The innovator / entrepreneur can bring a wealth of value to any organisation, as their skillset and experience will span leadership, teams, new product or process development and implementation, budgeting, sales and marketing as well as the honed ability to navigate complexity.
There are many innovator / entrepreneurs in the job market, as not every business or start-up journey becomes a success story. These individuals still need an outlet for their abilities, as well as a form of income, and are often willing to join an existing organisation to play the role of intrapreneur or innovator.
With many organisations needing to innovate to remain current and relevant, the ability to hire and retain these types of individuals is critical.
However, the innovator / entrepreneur does not think like your average employee. Traditional HR practices are unlikely to attract (and will certainly not retain) the types of individuals you are looking for.
The following mistakes organisations have made in attempting to hire and retain innovative individuals are based on real life events and experiences during job hire processes:
Mistake # 1: The siloed role and job specification
A strong innovator / entrepreneur is unlikely to feel comfortable in a role that is designed to operate in a silo. The innovator / entrepreneur naturally seeks to work across boundaries, to collaborate and co-create. This applies not only to producing innovative solutions, but also to their everyday working style.
The innovator / entrepreneur will blur the boundaries of any role they are allocated and all other roles around them, taking on tasks that belong in other roles to get a job done more efficiently or to prevent a block from happening.
Some individuals in your organisation may feel like their toes have been stepped on by the innovator/entrepreneur and are likely to become defensive.
Set up the role in such a way that the innovator / entrepreneur is allowed to operate across their role within certain limits to avoid unnecessary conflicts. By granting them upfront permission to be themselves, they will excel in their duties, get others around them to deliver high results and will propose working on phenomenal strategies and organisational fixes that will propel your organisation to the next level.
Mistake # 2: Starting the interview process with panel interviews or psychometric tests (instead of practical demonstrations of abilities)
The innovator / entrepreneur can showcase themselves best through a practical demonstration of their skillsets.
Ask them to put together a presentation that demonstrates how they would go about establishing and implementing a key component of their role or ask them to partake in a mini project where they can show you a cross section of their abilities in real time.
Not only will you get to see a deeper picture of the value the individual can bring, but you will also get to see how their innovative mind works in the context of your organisation.
Mistake # 3: Considering their side-hustle a conflict of interest
If an innovator / entrepreneur is applying for a role at your organisation, the likelihood of them having a side hustle of some kind is high.
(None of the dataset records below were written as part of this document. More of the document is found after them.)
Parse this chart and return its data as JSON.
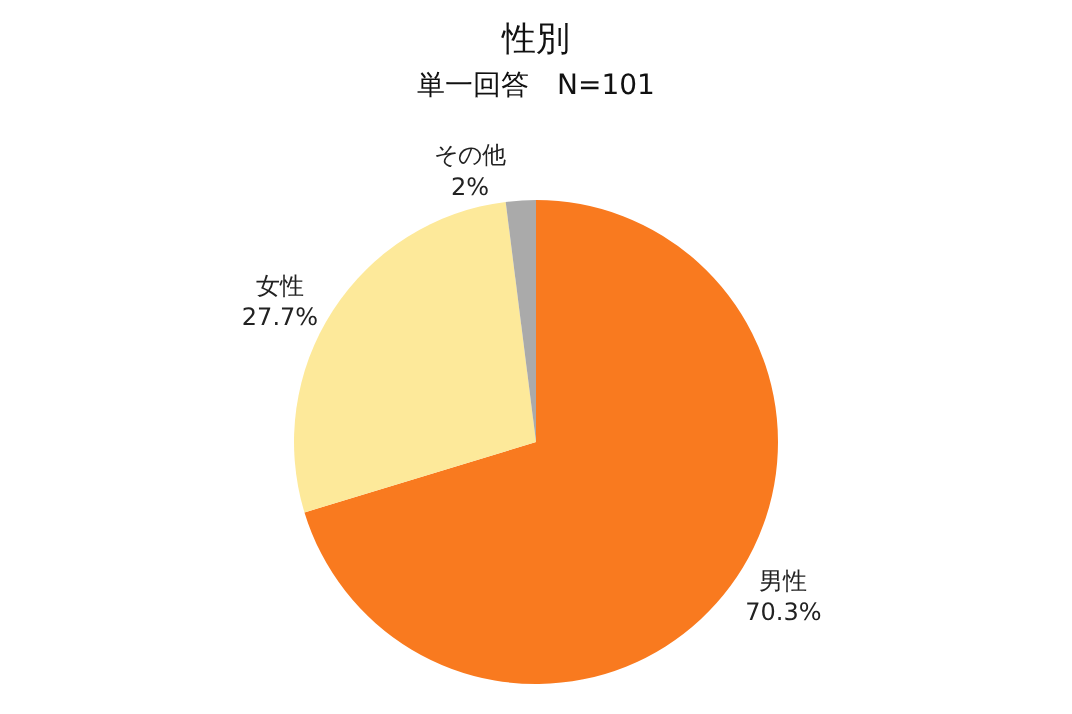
{
  "chart_data": {
    "type": "pie",
    "title": "性別",
    "subtitle": "単一回答　N=101",
    "categories": [
      "男性",
      "女性",
      "その他"
    ],
    "values": [
      70.3,
      27.7,
      2
    ],
    "value_labels": [
      "70.3%",
      "27.7%",
      "2%"
    ],
    "colors": [
      "#f97a1f",
      "#fde99a",
      "#aaaaaa"
    ],
    "legend": false
  }
}
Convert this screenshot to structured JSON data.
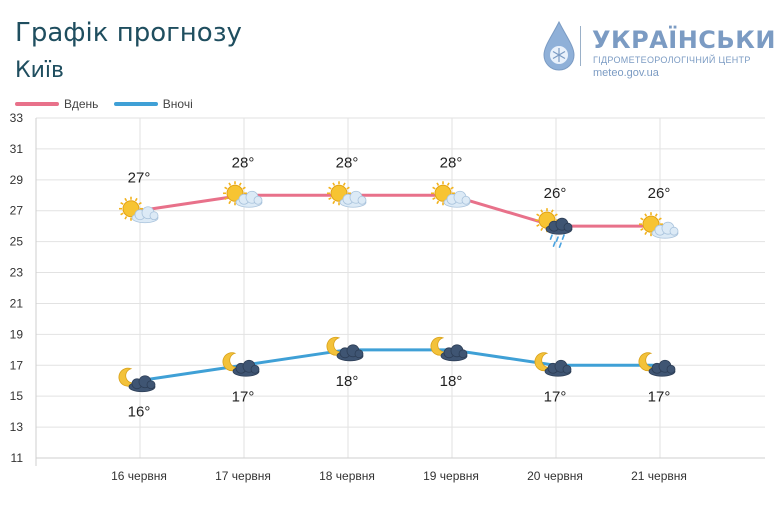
{
  "header": {
    "title": "Графік прогнозу",
    "city": "Київ"
  },
  "logo": {
    "name": "УКРАЇНСЬКИЙ",
    "subtitle": "ГІДРОМЕТЕОРОЛОГІЧНИЙ ЦЕНТР",
    "url": "meteo.gov.ua",
    "color": "#7b9bc3"
  },
  "colors": {
    "day": "#e8718a",
    "night": "#3fa0d6",
    "grid": "#e2e2e2",
    "title": "#1f4e5f"
  },
  "chart_data": {
    "type": "line",
    "categories": [
      "16 червня",
      "17 червня",
      "18 червня",
      "19 червня",
      "20 червня",
      "21 червня"
    ],
    "series": [
      {
        "name": "Вдень",
        "values": [
          27,
          28,
          28,
          28,
          26,
          26
        ],
        "labels": [
          "27°",
          "28°",
          "28°",
          "28°",
          "26°",
          "26°"
        ],
        "icons": [
          "sun-cloud-icon",
          "sun-cloud-icon",
          "sun-cloud-icon",
          "sun-cloud-icon",
          "sun-rain-cloud-icon",
          "sun-cloud-icon"
        ]
      },
      {
        "name": "Вночі",
        "values": [
          16,
          17,
          18,
          18,
          17,
          17
        ],
        "labels": [
          "16°",
          "17°",
          "18°",
          "18°",
          "17°",
          "17°"
        ],
        "icons": [
          "moon-cloud-icon",
          "moon-cloud-icon",
          "moon-cloud-icon",
          "moon-cloud-icon",
          "moon-cloud-icon",
          "moon-cloud-icon"
        ]
      }
    ],
    "yticks": [
      11,
      13,
      15,
      17,
      19,
      21,
      23,
      25,
      27,
      29,
      31,
      33
    ],
    "ylim": [
      11,
      33
    ],
    "grid": true,
    "legend": "top-left"
  }
}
This is because their very nature is to start new things that they can feel a sense of ownership in.
An organisation’s initial reaction may be that the side-hustle will take time and resources away from the role in question, but the opposite is often true. If an innovator/ entrepreneur’s side hustle is seen to bring additional value to the role instead of being an obstacle to the role, the individual is likely to share their networks, their findings and even their offerings from the side-hustle with the hiring organisation as a part of their role.
A side-hustle viewed as a competing offering is often an offering that can be brought into the hiring organisation as a joint initiative. The innovator / entrepreneur will work ten times as hard for you if this is the case, in both the role they are hired to perform and in the joint initiative which enables them to express who they are.
Seeing conflicts of interest through a lense of collaboration can bring exponential value versus shutting it out and chasing away a strong resource.
Mistake # 4: Expecting the innovator / entrepreneur to shift your entire organisation on their own
The innovator / entrepreneur is often perceived as the magic bullet to fix or innovate upon years and years of legacy operations. This expectation is often disguised under a task to perform some form of change management. This is unfair and unrealistic, as one person cannot fix every legacy issue on their own, over and above producing deliverables that they are being performance managed for. This can lead to major burnout.
If massive change is required in your organisation, ensure the innovator/ entrepreneur has a change management team and the right leaders (with the right mindsets) around them for support, or make the key cultural and structural shifts prior to hiring the innovator / entrepreneur.
Mistake # 5: Perceiving lower abilities because they have worked for themselves
An innovator / entrepreneur with a lack of corporate experience may have a learning curve in terms of navigating larger company life, but by no means does this mean that they are less capable. Bear in mind that they are used to working at a faster pace and achieving things with fewer resources. Navigating a slower pace and waiting on others to execute is their biggest challenge. Someone who has had their own business will have developed a broader range of skills than a traditional employee. They will be able to contribute far beyond the scope of any predetermined role. Let them have some leeway to showcase what they can bring to your organisation instead of blocking their efforts. Support them with an orientation process that covers organisational process and a mechanism for them to share any ideas.
The innovator / entrepreneur is becoming an increasingly sought-after individual by organisations embracing new ways of doing things. It is time for companies to enable innovator/entrepreneurs to join them and stay with them, instead of making them feel like they have no choice but to struggle on their own to express who they are in life. This starts with making changes to the hiring and onboarding process.